Avec l’assimilation, les Indiens pâtissent aussi du métissage. « Combien le métissage a tué le Peau-Rouge plus sûrement que les cavaliers du 7e de cavalerie (p. 198). » Jean Raspail observe que maints Indiens ont des ancêtres blancs et/ou noirs. Dans certaines tribus, « il faut les voir, à chaque naissance, guetter le moindre signe d’hérédité indienne chez le nouveau venu dans son berceau. Désespérément, chacun se veut Indien, tout en refusant l’indianité au voisin tout aussi négroïde (p. 41) ». Désireux de préserver leur ethnicité, les Amérindiens appliquent alors une politique du sang : ils ne veulent pas dépasser « un taux de métissage au-delà du seizième de sang indien (p. 111) ». Aux modalités variables suivant les tribus, cette règle est en tout cas impérative si un Indien veut recevoir un jour en héritage une part de la terre qui est propriété collective de la tribu ! « La notion de territoire, insiste Raspail, est primordiale aux yeux de l’Indien. Il sait qu’il ne peut plonger ailleurs ses racines, tout assimilé qu’il soit mais non solidaire du passé occidental (p. 69) ». Attention à ne pas se tromper : les Indiens n’adhèrent pas au Blut und Boden, ni à une quelconque mystique du sang. En témoigne la tribu mystérieuse des Jackson Whites. Pendant la Guerre d’Indépendance américaine, les troupes anglaises bénéficiaient du réconfort de prostituées blanches et noires. Une fois les Anglais vaincus et partis, ces dames se retrouvèrent seules et en proie à l’hostilité violente des nouveaux citoyens américains. Fuyant les maltraitances, les survivantes parvinrent à se réfugier dans les Monts Ramapo du New Jersey. Là survivaient aussi des bandes d’Indiens rebelles. S’établirent ensuite des liens amoureux, fondateur d’une nouvelle tribu qui accueillit ensuite des mercenaires hessois en rupture de ban, des esclaves fugitifs, des brigands blancs. La région est depuis hostile à n’importe quel étranger… L’auteur ignorait qu’en 1980, l’État du New Jersey reconnaîtrait l’indianité de cette tribu d’origine algonquienne de 5 000 personnes environ, qui préfère être appelée Nation Lenape Ramapough. La tribu juge que la naissance des Jackson Whites relève de la légende urbaine péjorative et grotesque. En tout cas, pour Raspail, « la race, c’est un choix. Quand on l’a fait, il anoblit (p. 168) ».

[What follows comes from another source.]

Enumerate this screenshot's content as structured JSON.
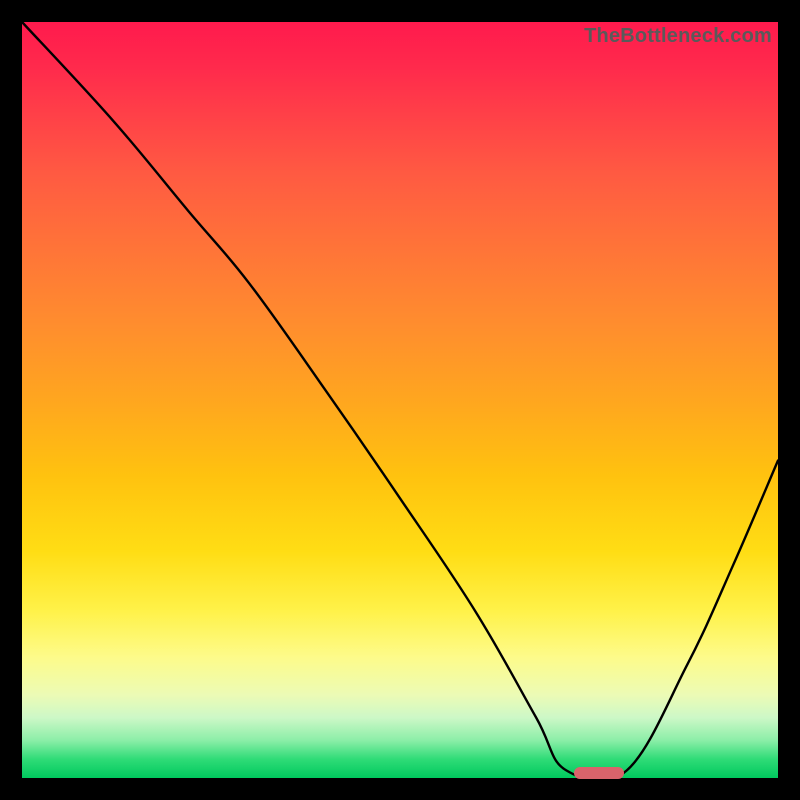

Le refus raisonné du métissage exprime une quête identitaire indéniable. Et pourtant… Jean Raspail « cherche à comprendre ce que c’est, un Indien aux États-Unis en 1974 (p. 23) ». On lui rétorque : « Indien ? Je ne sais pas. Je l’ai toujours été… (p. 23) ». Mieux, « Indien, cela ne signifie rien du tout si le mot n’est pas accolé au nom d’une tribu. Cela n’existe pas, c’est une invention de Colomb. On est Assiniboine, Crow, Hopi, Navajo, Seneca, ça oui. Encore une fois, il n’y a jamais eu de nation indienne. Hors de la tribu, point de salut (p. 70) ». Alors, les militants amérindiens auraient-ils fait fausse route ? « Le combat pour la renaissance de l’identité perdue est tout à fait moderne. Il n’est pas particulier aux Indiens. On le retrouve partout, sursaut de l’individu contre la collectivité qui le banalise et le broie (p. 71). » Le mouvement d’émancipation amérindien contribue au grand phénomène nativiste qui ne cesse depuis de croître. Aujourd’hui, avec l’essor des casinos dans les réserves, de nombreux Étatsuniens se découvrent des ancêtres amérindiens dans l’espoir d’intégrer les tribus les plus prospères et de bénéficier de la manne financière…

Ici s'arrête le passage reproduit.